Rüyamda üç harfli gördüm. Şeklini şemalini hatırlamıyorum ama cin olduğunun bilincindeyim rüyada. Endişeyle ayetel kürsi okumaya çalışıyorum ama bir türlü tamamını okuyamıyorum, sanki bir şey beni baskılıyor, okumamı engellemeye çalışıyordu. Sonra aklıma besmele çekmek geldi. Sonra da rüya bitti rahatladım. Karabasan bastı zaar.
99 depreminden iki hafta önce bir rüya gördüm. çok yüksek bir duvarda raf gibi duran yüzlerce teneşir ve üzerlerinde cesetler vardı. kimi yeni kıyafetli, kimisinin üzerinde daha yeni ölmüş yeni kefenli, kimisi de eski ölü üzerideki kefen yırtık pırtık sararmış çamurlu, kirli.
yıllarca paranormal gördüm bu rüyayı. daha sonra çözmüştüm. deprem olmadan önce trafik kazası geçirip ayağımı kırdım. muhtemelen bilinçaltım ölüm korkusunu rüyada dışavurdu. yine de ilginç bir rüyaydı.
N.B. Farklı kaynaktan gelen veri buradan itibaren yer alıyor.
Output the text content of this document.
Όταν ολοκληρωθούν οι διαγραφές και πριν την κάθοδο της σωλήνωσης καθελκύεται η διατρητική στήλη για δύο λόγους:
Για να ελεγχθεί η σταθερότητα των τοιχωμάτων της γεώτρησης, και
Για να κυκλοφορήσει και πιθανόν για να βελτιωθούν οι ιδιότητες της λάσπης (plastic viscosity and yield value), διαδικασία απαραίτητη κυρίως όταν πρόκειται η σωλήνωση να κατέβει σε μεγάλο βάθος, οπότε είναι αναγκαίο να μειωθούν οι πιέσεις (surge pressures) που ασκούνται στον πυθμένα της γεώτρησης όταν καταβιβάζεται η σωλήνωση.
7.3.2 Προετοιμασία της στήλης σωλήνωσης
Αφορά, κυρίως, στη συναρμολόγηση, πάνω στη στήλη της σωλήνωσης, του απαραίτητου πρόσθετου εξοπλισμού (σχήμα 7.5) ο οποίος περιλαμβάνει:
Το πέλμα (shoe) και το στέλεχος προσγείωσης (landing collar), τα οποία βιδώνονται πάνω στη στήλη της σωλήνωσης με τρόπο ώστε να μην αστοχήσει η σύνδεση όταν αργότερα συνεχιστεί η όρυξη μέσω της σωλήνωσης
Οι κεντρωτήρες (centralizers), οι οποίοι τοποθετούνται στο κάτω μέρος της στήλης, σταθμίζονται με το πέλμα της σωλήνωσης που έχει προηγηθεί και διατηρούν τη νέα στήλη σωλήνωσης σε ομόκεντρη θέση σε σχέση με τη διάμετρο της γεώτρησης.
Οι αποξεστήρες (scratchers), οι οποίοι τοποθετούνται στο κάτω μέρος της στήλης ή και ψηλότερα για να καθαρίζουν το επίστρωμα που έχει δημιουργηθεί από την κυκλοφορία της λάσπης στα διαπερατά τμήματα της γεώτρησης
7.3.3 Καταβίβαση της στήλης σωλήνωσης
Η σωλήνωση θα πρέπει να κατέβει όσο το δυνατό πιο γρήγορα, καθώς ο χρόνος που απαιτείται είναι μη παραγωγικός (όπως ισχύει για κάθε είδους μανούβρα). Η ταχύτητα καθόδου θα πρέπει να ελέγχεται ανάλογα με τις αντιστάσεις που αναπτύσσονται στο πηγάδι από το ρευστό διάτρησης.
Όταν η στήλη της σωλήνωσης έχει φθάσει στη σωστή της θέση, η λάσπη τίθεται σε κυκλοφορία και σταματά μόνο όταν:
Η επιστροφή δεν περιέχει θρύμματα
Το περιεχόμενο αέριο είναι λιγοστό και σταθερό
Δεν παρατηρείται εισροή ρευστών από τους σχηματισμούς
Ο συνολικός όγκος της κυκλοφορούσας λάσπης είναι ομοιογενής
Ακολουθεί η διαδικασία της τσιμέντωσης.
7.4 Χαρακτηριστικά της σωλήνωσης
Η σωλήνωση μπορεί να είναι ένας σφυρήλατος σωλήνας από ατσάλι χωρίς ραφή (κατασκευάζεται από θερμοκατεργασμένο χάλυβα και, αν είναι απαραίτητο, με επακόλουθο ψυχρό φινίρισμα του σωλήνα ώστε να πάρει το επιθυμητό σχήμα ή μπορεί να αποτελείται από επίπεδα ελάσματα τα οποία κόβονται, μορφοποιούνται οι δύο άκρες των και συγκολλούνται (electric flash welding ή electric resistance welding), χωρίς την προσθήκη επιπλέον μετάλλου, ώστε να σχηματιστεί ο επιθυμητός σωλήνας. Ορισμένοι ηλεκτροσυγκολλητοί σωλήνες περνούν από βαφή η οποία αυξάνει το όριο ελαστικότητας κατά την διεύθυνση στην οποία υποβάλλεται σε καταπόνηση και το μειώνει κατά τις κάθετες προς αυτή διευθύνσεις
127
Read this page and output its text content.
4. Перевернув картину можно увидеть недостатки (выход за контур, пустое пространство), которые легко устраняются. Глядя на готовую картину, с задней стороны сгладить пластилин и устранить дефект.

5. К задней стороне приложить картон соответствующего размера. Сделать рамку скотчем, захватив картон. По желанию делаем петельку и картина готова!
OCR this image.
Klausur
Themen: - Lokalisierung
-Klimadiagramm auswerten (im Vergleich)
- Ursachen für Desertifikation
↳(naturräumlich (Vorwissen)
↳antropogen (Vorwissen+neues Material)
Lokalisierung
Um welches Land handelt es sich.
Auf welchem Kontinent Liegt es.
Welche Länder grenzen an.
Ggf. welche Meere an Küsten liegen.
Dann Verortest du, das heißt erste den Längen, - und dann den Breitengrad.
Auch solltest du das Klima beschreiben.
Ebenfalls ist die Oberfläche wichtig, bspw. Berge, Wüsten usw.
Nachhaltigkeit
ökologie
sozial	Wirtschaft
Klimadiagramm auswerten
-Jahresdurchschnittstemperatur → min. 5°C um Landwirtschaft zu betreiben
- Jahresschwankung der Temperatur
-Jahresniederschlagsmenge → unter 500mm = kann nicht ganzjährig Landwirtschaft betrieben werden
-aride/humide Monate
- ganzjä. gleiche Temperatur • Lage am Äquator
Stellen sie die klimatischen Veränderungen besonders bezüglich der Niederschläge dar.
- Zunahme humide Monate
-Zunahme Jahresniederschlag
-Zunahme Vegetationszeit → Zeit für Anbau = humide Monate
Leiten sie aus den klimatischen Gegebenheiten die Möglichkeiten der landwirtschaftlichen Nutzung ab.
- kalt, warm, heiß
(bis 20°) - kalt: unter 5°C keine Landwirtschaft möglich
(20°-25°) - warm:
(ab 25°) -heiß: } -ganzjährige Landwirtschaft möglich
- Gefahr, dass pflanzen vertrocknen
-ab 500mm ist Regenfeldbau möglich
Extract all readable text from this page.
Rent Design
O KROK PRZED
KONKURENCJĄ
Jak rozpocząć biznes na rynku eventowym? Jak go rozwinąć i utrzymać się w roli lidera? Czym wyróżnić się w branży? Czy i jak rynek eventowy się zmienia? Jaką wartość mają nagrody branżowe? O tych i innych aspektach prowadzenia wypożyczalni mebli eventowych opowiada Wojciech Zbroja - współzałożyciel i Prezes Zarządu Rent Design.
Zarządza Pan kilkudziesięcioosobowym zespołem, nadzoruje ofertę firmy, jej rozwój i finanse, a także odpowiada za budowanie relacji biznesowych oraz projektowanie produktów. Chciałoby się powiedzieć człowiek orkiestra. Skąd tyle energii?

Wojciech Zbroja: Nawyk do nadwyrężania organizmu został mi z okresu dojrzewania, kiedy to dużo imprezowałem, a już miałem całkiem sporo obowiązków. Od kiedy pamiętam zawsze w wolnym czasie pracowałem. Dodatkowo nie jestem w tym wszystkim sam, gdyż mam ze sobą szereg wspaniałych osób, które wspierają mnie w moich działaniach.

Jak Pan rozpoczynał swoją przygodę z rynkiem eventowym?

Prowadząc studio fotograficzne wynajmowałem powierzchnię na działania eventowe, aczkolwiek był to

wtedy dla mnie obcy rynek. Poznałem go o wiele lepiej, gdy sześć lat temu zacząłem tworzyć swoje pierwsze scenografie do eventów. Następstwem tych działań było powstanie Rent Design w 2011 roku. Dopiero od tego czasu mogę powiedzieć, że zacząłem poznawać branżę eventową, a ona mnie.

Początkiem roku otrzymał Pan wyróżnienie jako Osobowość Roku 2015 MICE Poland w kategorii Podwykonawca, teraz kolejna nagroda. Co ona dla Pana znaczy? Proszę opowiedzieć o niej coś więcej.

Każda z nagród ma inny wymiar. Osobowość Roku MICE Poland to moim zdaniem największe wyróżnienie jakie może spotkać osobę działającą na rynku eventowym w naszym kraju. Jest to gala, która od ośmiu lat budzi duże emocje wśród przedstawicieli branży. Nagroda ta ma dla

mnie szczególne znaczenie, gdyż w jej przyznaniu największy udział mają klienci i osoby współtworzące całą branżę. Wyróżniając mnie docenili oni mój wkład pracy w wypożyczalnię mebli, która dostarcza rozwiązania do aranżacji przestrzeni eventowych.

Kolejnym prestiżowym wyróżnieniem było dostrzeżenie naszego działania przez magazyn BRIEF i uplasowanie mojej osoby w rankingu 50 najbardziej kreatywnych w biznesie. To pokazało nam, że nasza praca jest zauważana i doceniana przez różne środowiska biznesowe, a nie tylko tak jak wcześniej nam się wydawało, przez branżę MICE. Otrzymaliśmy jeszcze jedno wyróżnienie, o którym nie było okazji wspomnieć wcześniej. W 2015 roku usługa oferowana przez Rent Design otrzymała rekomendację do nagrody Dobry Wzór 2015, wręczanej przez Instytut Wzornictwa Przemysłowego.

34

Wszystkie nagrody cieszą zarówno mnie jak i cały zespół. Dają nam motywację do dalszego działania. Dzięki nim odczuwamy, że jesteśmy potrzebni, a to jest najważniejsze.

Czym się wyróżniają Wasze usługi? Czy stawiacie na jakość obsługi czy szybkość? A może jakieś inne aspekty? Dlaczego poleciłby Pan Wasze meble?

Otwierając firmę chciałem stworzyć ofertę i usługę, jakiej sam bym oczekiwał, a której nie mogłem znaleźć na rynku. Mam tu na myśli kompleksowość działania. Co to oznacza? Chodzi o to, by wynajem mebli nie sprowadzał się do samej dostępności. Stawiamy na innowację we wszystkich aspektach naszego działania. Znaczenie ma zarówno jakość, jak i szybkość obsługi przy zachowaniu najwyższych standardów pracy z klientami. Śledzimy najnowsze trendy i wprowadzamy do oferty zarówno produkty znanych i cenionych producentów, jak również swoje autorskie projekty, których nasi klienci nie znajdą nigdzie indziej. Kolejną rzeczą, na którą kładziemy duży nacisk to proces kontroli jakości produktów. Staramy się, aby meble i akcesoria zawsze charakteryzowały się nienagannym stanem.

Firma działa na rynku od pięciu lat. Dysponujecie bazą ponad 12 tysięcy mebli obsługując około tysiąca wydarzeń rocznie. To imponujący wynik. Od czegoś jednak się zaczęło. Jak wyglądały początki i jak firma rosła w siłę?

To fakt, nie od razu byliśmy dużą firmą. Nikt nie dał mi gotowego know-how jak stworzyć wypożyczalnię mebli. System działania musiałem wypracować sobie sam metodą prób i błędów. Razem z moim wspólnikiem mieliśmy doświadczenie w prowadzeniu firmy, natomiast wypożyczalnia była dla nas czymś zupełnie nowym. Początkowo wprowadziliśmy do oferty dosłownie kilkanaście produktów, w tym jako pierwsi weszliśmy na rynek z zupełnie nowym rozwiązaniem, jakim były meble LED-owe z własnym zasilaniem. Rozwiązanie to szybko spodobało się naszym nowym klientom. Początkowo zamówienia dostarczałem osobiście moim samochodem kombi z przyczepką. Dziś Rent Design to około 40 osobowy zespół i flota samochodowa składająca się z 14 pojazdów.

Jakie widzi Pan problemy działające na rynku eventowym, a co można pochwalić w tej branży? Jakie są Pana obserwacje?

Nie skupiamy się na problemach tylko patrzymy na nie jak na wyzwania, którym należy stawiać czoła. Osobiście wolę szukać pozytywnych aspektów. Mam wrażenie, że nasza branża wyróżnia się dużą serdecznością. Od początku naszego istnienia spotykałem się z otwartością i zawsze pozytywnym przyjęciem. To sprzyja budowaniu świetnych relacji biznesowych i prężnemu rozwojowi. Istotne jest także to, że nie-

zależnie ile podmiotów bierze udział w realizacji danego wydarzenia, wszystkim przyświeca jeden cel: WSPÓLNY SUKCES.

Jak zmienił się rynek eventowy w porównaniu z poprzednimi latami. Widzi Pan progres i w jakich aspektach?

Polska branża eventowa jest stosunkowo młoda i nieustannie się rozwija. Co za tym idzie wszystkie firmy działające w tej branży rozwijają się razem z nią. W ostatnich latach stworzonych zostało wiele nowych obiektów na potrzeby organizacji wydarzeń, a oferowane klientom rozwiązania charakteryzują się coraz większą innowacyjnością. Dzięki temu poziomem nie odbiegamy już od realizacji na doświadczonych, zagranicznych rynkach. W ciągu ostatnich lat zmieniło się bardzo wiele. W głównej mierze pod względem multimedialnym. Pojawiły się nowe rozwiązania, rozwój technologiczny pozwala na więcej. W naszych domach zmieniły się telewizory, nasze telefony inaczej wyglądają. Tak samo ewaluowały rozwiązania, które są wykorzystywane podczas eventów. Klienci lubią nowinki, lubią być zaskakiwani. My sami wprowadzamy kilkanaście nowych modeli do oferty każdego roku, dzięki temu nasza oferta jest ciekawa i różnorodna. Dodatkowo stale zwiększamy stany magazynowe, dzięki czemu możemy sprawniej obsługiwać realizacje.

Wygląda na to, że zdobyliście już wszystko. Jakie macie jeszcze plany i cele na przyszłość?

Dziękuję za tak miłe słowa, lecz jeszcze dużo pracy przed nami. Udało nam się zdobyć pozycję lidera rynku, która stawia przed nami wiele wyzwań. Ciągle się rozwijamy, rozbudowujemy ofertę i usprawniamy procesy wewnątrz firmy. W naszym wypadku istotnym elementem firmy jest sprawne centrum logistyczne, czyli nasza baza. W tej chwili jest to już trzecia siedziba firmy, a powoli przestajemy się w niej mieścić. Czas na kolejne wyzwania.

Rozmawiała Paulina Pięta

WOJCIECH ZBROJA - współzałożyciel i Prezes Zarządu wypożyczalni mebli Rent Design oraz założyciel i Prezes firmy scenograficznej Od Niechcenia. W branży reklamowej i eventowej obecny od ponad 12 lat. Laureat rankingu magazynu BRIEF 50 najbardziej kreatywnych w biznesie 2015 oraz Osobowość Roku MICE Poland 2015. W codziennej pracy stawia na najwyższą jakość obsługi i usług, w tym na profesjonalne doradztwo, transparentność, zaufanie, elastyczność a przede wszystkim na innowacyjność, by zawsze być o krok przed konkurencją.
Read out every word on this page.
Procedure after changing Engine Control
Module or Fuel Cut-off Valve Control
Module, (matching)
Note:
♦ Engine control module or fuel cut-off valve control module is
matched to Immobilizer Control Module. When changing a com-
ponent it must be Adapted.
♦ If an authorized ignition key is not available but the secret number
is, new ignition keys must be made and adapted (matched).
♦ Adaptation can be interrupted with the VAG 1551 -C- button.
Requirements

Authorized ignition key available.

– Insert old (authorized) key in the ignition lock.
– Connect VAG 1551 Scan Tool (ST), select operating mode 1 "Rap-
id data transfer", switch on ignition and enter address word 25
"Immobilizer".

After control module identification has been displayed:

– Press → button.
Normalde çok fazla rüya gören bir insanım, rüya ile gerçeği çok net ayırt edebiliyorum. 10 yaşındayken bir kabus görmüştüm, öyle böyle bir kabus değildi sanki zira anneeeeee diye avaz ım çıktığı kadar bağırdım. Ne gelen var ne giden 2-3 dk boyunca yaklaşık 10 kez tekrarladım bunu yerimdende kalkamıyorum tabi o sıra. Annemde gelmiyor. Ne olduysa yorgun düşmüş olsam gerek tekrar yatağa uzandım sonrasını hatırlamıyorum. Sabah uyandığımda anneme bu olayı söyledim yaşım küçük tabi neden gelmedin falan diye azarlıyorum. Ancak dediğine göre hiç bir ses duymamış - normalde en ufak çıtırtıda uyanır uykusu çok hafif- hatta beni o zaman rüya gördüğüme inandırmaya çalışmıştı. Ancak ben yıllardır bu olayı unutamıyorum bu başlığı görüncede siz değerli sikiklerle paylaşmak istedim.
Kardeşimle aynı odayı paylaşıyorum. Her gece odaya geç gelir gürültü yapar uyumamı engellerdi. Bir gece tıkırtı sesi duydum ve kardeşimin ses çıkardığını düşündüm ne yapıyorsun yat oraya diyerek aniden uyandım ve kardeşimin uyuduğunu gördüm tam o anda kapıdan dışarıya bir ışık süzülmüştü.
Hemen hepsi uyku ve uyanıklık arasında, alkollüyken, travma psikolojisinde, ilaç etkisinde, gaz kaçağından etkilenmiş biçimdeyken beynin oynadığı oyunlardır.